Ces dispositions de l'article 15 ne visent donc qu'à annuler a posteriori par une loi les actions qui n'ont pu être entreprises que parce que leur interdiction par la loi avait précisément été reconnue par le Conseil constitutionnel comme non conforme à la Constitution.
On pourrait certes faire observer que ces dispositions ne sont autres que celles qui figurent à l'article 14 de la loi n° 81-736 du 4 août 1981 portant amnistie. Il y aurait alors lieu d'objecter d'une part que ladite loi n'a jamais été déférée au Conseil constitutionnel : ce qui n'a pas fourni à ce dernier l'occasion de statuer sur la constitutionnalité dudit article 14 : et d'autre part que la décision n° 82-144 DC susmentionnée du Conseil constitutionnel n'est intervenue que le 22 octobre 1982, donc postérieurement à ladite loi d'amnistie.

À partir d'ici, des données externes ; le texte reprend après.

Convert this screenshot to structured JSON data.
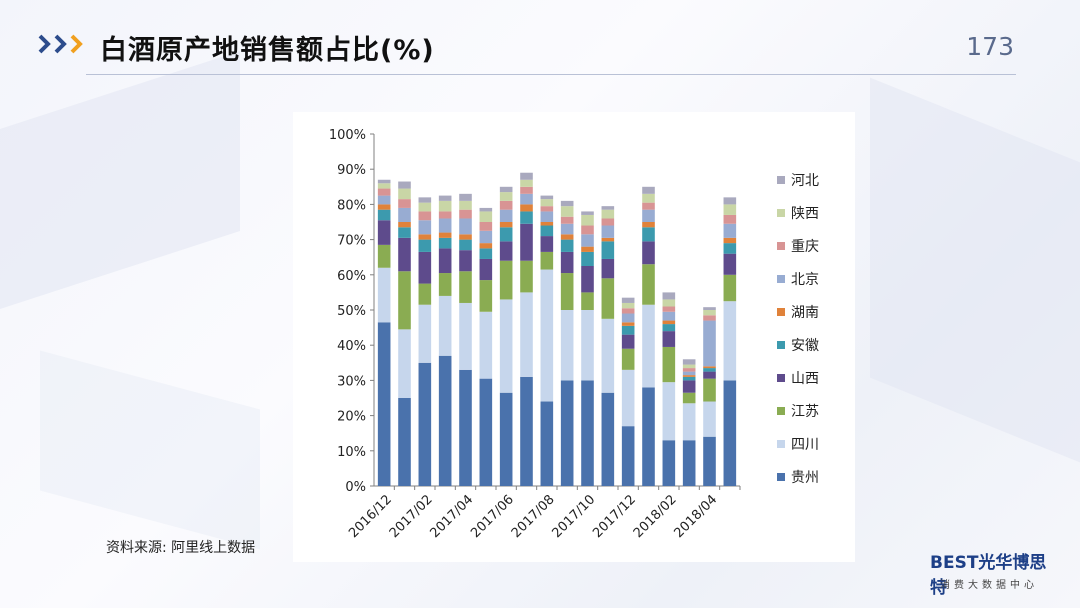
{
  "header": {
    "title": "白酒原产地销售额占比(%)",
    "page_number": "173"
  },
  "source": "资料来源: 阿里线上数据",
  "logo": {
    "mark": "BEST",
    "name": "光华博思特",
    "subtitle": "消费大数据中心"
  },
  "colors": {
    "chevron": "#2c4c8c",
    "chevron_accent": "#f0a020"
  },
  "chart_data": {
    "type": "bar",
    "stacked": true,
    "title": "",
    "xlabel": "",
    "ylabel": "",
    "ylim": [
      0,
      100
    ],
    "yticks": [
      "0%",
      "10%",
      "20%",
      "30%",
      "40%",
      "50%",
      "60%",
      "70%",
      "80%",
      "90%",
      "100%"
    ],
    "x_tick_labels": [
      "2016/12",
      "2017/02",
      "2017/04",
      "2017/06",
      "2017/08",
      "2017/10",
      "2017/12",
      "2018/02",
      "2018/04"
    ],
    "grid": false,
    "legend_position": "right",
    "categories": [
      "2016/12",
      "2017/01",
      "2017/02",
      "2017/03",
      "2017/04",
      "2017/05",
      "2017/06",
      "2017/07",
      "2017/08",
      "2017/09",
      "2017/10",
      "2017/11",
      "2017/12",
      "2018/01",
      "2018/02",
      "2018/03",
      "2018/04",
      "2018/05"
    ],
    "series": [
      {
        "name": "贵州",
        "color": "#4a72ac",
        "values": [
          46.5,
          25,
          35,
          37,
          33,
          30.5,
          26.5,
          31,
          24,
          30,
          30,
          26.5,
          17,
          28,
          13,
          13,
          14,
          30
        ]
      },
      {
        "name": "四川",
        "color": "#c6d6ec",
        "values": [
          15.5,
          19.5,
          16.5,
          17,
          19,
          19,
          26.5,
          24,
          37.5,
          20,
          20,
          21,
          16,
          23.5,
          16.5,
          10.5,
          10,
          22.5
        ]
      },
      {
        "name": "江苏",
        "color": "#8aac52",
        "values": [
          6.5,
          16.5,
          6,
          6.5,
          9,
          9,
          11,
          9,
          5,
          10.5,
          5,
          11.5,
          6,
          11.5,
          10,
          3,
          6.5,
          7.5
        ]
      },
      {
        "name": "山西",
        "color": "#5e4b8c",
        "values": [
          7,
          9.5,
          9,
          7,
          6,
          6,
          5.5,
          10.5,
          4.5,
          6,
          7.5,
          5.5,
          4,
          6.5,
          4.5,
          3.5,
          2,
          6
        ]
      },
      {
        "name": "安徽",
        "color": "#3c9aae",
        "values": [
          3,
          3,
          3.5,
          3,
          3,
          3,
          4,
          3.5,
          3,
          3.5,
          4,
          5,
          2.5,
          4,
          2,
          1,
          1,
          3
        ]
      },
      {
        "name": "湖南",
        "color": "#e0823a",
        "values": [
          1.5,
          1.5,
          1.5,
          1.5,
          1.5,
          1.5,
          1.5,
          2,
          1,
          1.5,
          1.5,
          1,
          1,
          1.5,
          1,
          0.5,
          0.5,
          1.5
        ]
      },
      {
        "name": "北京",
        "color": "#98acd2",
        "values": [
          2.5,
          4,
          4,
          4,
          4.5,
          3.5,
          3.5,
          3,
          3,
          3,
          3.5,
          3.5,
          2.5,
          3.5,
          2.5,
          1,
          13,
          4
        ]
      },
      {
        "name": "重庆",
        "color": "#d89494",
        "values": [
          2,
          2.5,
          2.5,
          2,
          2.5,
          2.5,
          2.5,
          2,
          1.5,
          2,
          2.5,
          2,
          1.5,
          2,
          1.5,
          1,
          1.5,
          2.5
        ]
      },
      {
        "name": "陕西",
        "color": "#c9d6a6",
        "values": [
          1.5,
          3,
          2.5,
          3,
          2.5,
          3,
          2.5,
          2,
          2,
          3,
          3,
          2.5,
          1.5,
          2.5,
          2,
          1,
          1.5,
          3
        ]
      },
      {
        "name": "河北",
        "color": "#a9a9be",
        "values": [
          1,
          2,
          1.5,
          1.5,
          2,
          1,
          1.5,
          2,
          1,
          1.5,
          1,
          1,
          1.5,
          2,
          2,
          1.5,
          0.8,
          2
        ]
      }
    ]
  }
}
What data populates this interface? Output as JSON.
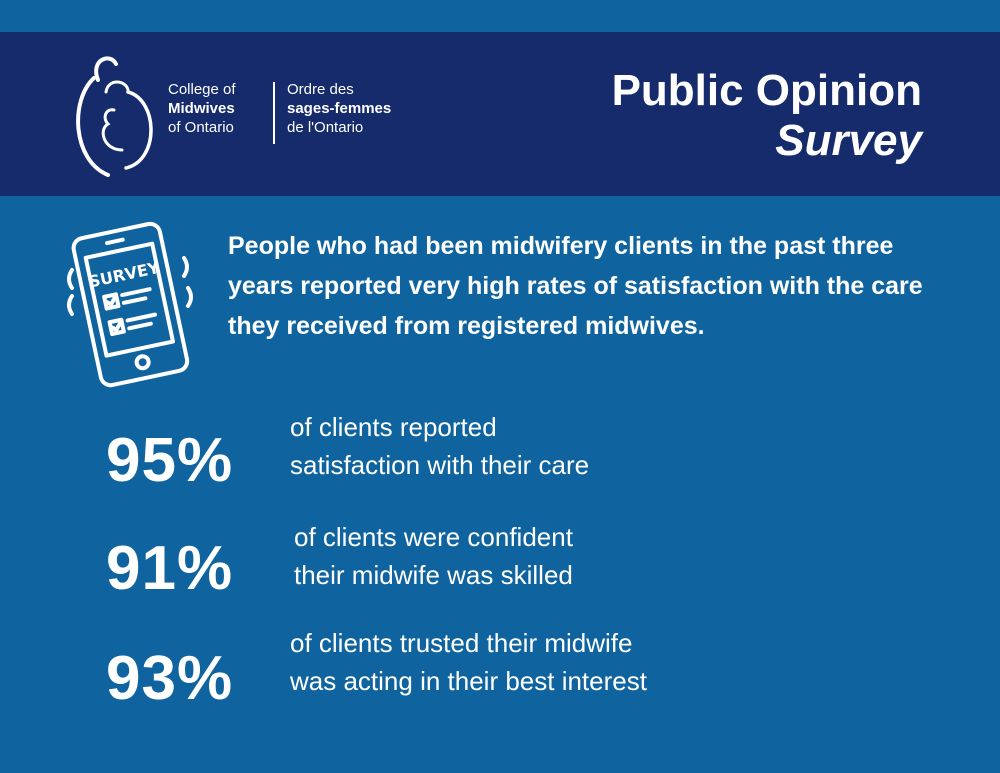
{
  "header": {
    "logo": {
      "en_line1": "College of",
      "en_line2": "Midwives",
      "en_line3": "of Ontario",
      "fr_line1": "Ordre des",
      "fr_line2": "sages-femmes",
      "fr_line3": "de l'Ontario"
    },
    "title": "Public Opinion",
    "subtitle": "Survey"
  },
  "intro": {
    "icon_label": "SURVEY",
    "text": "People who had been midwifery clients in the past three years reported very high rates of satisfaction with the care they received from registered midwives."
  },
  "stats": [
    {
      "value": "95%",
      "line1": "of clients reported",
      "line2": "satisfaction with their care"
    },
    {
      "value": "91%",
      "line1": "of clients were confident",
      "line2": "their midwife was skilled"
    },
    {
      "value": "93%",
      "line1": "of clients trusted their midwife",
      "line2": "was acting in their best interest"
    }
  ],
  "colors": {
    "background": "#0f64a0",
    "header": "#152b6c",
    "text": "#ffffff"
  }
}
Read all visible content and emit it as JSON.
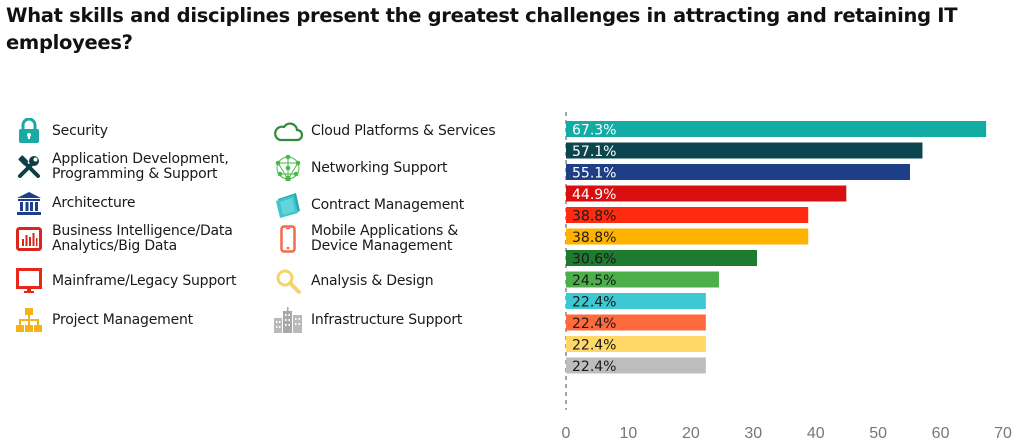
{
  "title": "What skills and disciplines present the greatest challenges in attracting and retaining IT employees?",
  "legend": [
    {
      "label": "Security",
      "icon": "lock-icon",
      "color": "#1aa9a3"
    },
    {
      "label": "Application Development,\nProgramming & Support",
      "icon": "tools-icon",
      "color": "#0d3f47"
    },
    {
      "label": "Architecture",
      "icon": "building-columns-icon",
      "color": "#1f3f8c"
    },
    {
      "label": "Business Intelligence/Data\nAnalytics/Big Data",
      "icon": "bar-chart-icon",
      "color": "#d9261c"
    },
    {
      "label": "Mainframe/Legacy Support",
      "icon": "monitor-icon",
      "color": "#e8261a"
    },
    {
      "label": "Project Management",
      "icon": "org-chart-icon",
      "color": "#f5b21b"
    },
    {
      "label": "Cloud Platforms & Services",
      "icon": "cloud-icon",
      "color": "#2e8b3a"
    },
    {
      "label": "Networking Support",
      "icon": "network-icon",
      "color": "#4cb84a"
    },
    {
      "label": "Contract Management",
      "icon": "documents-icon",
      "color": "#3ec6cf"
    },
    {
      "label": "Mobile Applications &\nDevice Management",
      "icon": "smartphone-icon",
      "color": "#f26b4a"
    },
    {
      "label": "Analysis & Design",
      "icon": "magnifier-icon",
      "color": "#f7d46b"
    },
    {
      "label": "Infrastructure Support",
      "icon": "city-buildings-icon",
      "color": "#b9b9b9"
    }
  ],
  "chart_data": {
    "type": "bar",
    "orientation": "horizontal",
    "title": "What skills and disciplines present the greatest challenges in attracting and retaining IT employees?",
    "xlabel": "",
    "ylabel": "",
    "xlim": [
      0,
      70
    ],
    "xticks": [
      0,
      10,
      20,
      30,
      40,
      50,
      60,
      70
    ],
    "grid": false,
    "legend_position": "left",
    "categories": [
      "Security",
      "Application Development, Programming & Support",
      "Architecture",
      "Business Intelligence/Data Analytics/Big Data",
      "Mainframe/Legacy Support",
      "Project Management",
      "Cloud Platforms & Services",
      "Networking Support",
      "Contract Management",
      "Mobile Applications & Device Management",
      "Analysis & Design",
      "Infrastructure Support"
    ],
    "values": [
      67.3,
      57.1,
      55.1,
      44.9,
      38.8,
      38.8,
      30.6,
      24.5,
      22.4,
      22.4,
      22.4,
      22.4
    ],
    "data_labels": [
      "67.3%",
      "57.1%",
      "55.1%",
      "44.9%",
      "38.8%",
      "38.8%",
      "30.6%",
      "24.5%",
      "22.4%",
      "22.4%",
      "22.4%",
      "22.4%"
    ],
    "colors": [
      "#13aca4",
      "#0b4650",
      "#1e3f86",
      "#d90f0f",
      "#ff2a10",
      "#ffb300",
      "#1e7a2e",
      "#4caf4a",
      "#3cc9d2",
      "#ff6a3d",
      "#ffd868",
      "#bdbdbd"
    ],
    "label_colors": [
      "#ffffff",
      "#ffffff",
      "#ffffff",
      "#ffffff",
      "#1a1a1a",
      "#1a1a1a",
      "#1a1a1a",
      "#1a1a1a",
      "#1a1a1a",
      "#1a1a1a",
      "#1a1a1a",
      "#1a1a1a"
    ]
  }
}
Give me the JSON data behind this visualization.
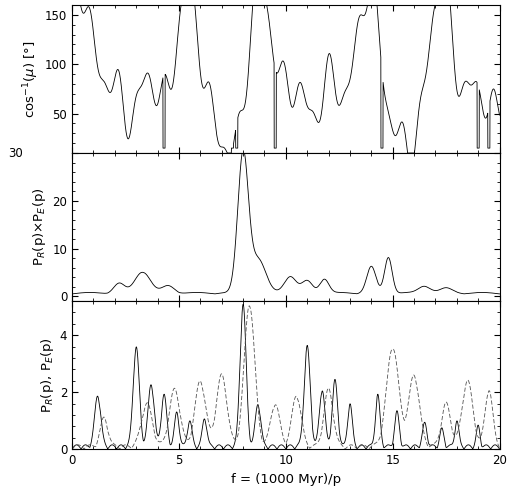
{
  "xlabel": "f = (1000 Myr)/p",
  "xlim": [
    0,
    20
  ],
  "panel1_ylim": [
    10,
    160
  ],
  "panel1_yticks": [
    50,
    100,
    150
  ],
  "panel2_ylim": [
    -1,
    30
  ],
  "panel2_yticks": [
    0,
    10,
    20,
    30
  ],
  "panel3_ylim": [
    0,
    5.2
  ],
  "panel3_yticks": [
    0,
    2,
    4
  ],
  "xticks": [
    0,
    5,
    10,
    15,
    20
  ],
  "line_color": "#000000",
  "bg_color": "#ffffff",
  "tick_label_fontsize": 8.5,
  "axis_label_fontsize": 9.5,
  "lw1": 0.6,
  "lw2": 0.6,
  "lw3": 0.6
}
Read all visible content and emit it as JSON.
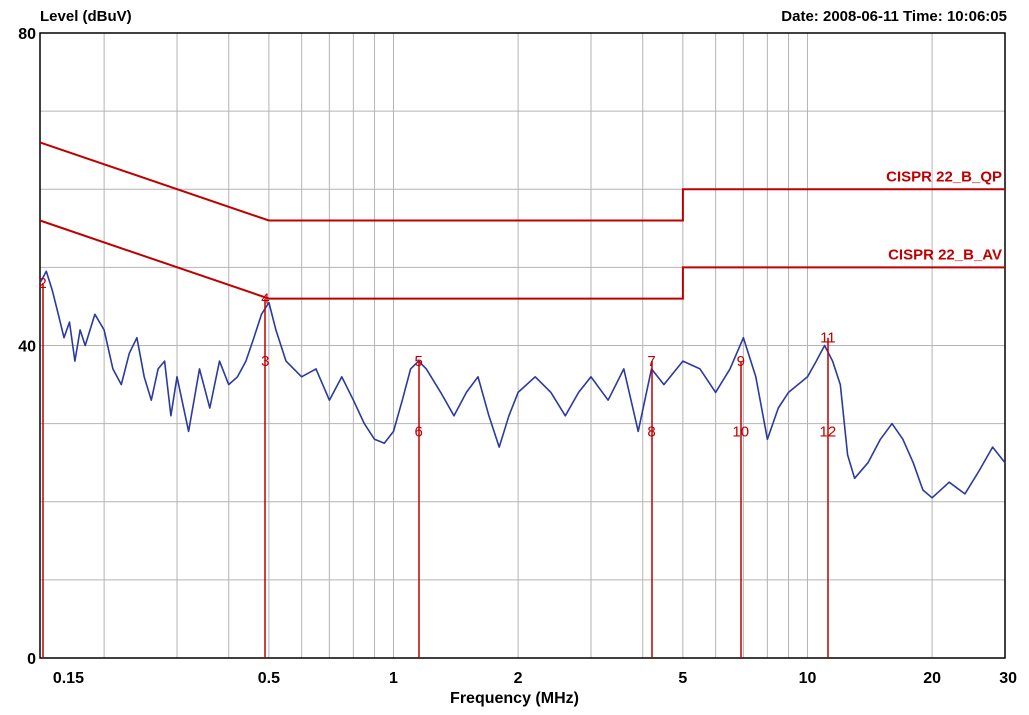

Tout se passe donc comme si la majorité de l'Assemblée nationale avait, sans que le Gouvernement réussisse finalement à s'y opposer, décidé non seulement d'ignorer délibérément la décision de non-conformité prise par le Conseil constitutionnel le 22 octobre 1982, mais encore de tenter de la contourner et d'en supprimer les effets en annulant aujourd'hui par une loi de circonstance ce que le Conseil constitutionnel avait antérieurement reconnu comme non conforme à la Constitution d'interdire par la loi.
C'est pour toutes ces raisons que l'article 15 doit être déclaré non conforme à la Constitution mais reconnu non inséparable des autres dispositions de la loi.